The capacitor is charged to near the peak of the RF sine-wave through the diode. For the rest of the RF cycle (when it's below its positive peak) the capacitor slightly discharges through R1 until it's recharged at the next cycle peak. The RC time-constant is chosen so that the decay time is fast enough to follow the fastest change in the RF peaks due to the highest modulation frequency but slow enough so the RF ripple is suppressed. Typically the RC time-constant would be chosen so that the corner frequency of the filter [1 / (2\(\pi\)RC)] is at or slightly above the highest modulation frequency. (For example the circuit you show has a corner frequency of 159Hz so any modulation frequency above that would be filtered.)

Hey yea, so do you means that if I choose a RC value whic give me a cut off frequency below 100 Hz, then I wont get the demodulated signal ?

Thanks

 

Hello,

Have a look at page 5 and 6 of the following PDF:
http://educypedia.karadimov.info/library/tut331_04am_dem.pdf

Bertus

What is fc and W ? fc = cut off frequency ?

How about W ?

Thanks

 

I'm not wildly impressed by the linked PDF--It leaves a fair bit of important stuff out.

The "W" is because the original printer could not produce the symbol "ω".which in turn means "2∏f".
Unfortunately,that is probably not something you have learned at this point.

 

I'm not wildly impressed by the linked PDF--It leaves a fair bit of important stuff out.

The "W" is because the original printer could not produce the symbol "ω".which in turn means "2∏f".
Unfortunately,that is probably not something you have learned at this point.

2∏f, so what is the f ?

Thanks

 

2∏f, so what is the f ?

Frequency in Hertz.

 

Frequency of which thing ?

Thanks

 

Frequency of which thing ?

Thanks

The signal.

 

2∏f, so what is the f ?

Thanks

Well,actually,after looking at the PDF again,I was wrong!(see P4)
The "W" wasn't an attempt at ω.
For some unknown reason the author was using "W" to symbolise the bandwidth of the modulated signal.
Sorry about that!

 

I do simulate it...refer to my previous post ya..

Thanks )

prove it, post some screenshots and interpretation.

 

prove it, post some screenshots and interpretation.

It is in my previous post.

Have a look

Thanks !

 

ok,

your RC values for filter are poor, signal is distorted and all of your chosen value move the filter characteristic in one and same direction (only large time constant).
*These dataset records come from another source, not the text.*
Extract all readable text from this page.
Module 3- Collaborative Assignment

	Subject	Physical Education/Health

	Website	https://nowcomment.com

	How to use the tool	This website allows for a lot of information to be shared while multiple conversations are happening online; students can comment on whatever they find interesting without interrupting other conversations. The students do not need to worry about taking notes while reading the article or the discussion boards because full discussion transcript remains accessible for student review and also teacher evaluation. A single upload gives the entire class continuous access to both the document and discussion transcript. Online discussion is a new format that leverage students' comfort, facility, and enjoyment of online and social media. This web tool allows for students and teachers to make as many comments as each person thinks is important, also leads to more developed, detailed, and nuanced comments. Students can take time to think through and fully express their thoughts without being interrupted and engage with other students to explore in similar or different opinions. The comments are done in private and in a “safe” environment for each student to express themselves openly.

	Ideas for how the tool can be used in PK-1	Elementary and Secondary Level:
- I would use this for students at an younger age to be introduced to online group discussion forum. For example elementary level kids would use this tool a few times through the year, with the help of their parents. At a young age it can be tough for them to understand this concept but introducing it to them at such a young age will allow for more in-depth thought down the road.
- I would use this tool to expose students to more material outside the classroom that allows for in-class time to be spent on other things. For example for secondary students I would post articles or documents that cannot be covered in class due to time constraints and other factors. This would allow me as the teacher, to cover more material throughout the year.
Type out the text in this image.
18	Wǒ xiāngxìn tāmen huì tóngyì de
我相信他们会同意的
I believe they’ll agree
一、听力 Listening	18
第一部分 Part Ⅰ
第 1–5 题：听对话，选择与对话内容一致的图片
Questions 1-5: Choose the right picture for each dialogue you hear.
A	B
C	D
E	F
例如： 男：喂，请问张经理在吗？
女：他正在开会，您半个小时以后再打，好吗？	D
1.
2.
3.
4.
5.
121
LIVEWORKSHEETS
to prove understanding of the circuit operation i would expect to see ripple too, not just envelope.

 

The only resistor-capacitor values that give a proper output with the given modulation is the first, shown in 7.0, where R1 = 100kΩ and C1 - .01μF. All the rest give a distorted output because the time constant is too long (filter corner frequency is below the 100Hz modulation frequency).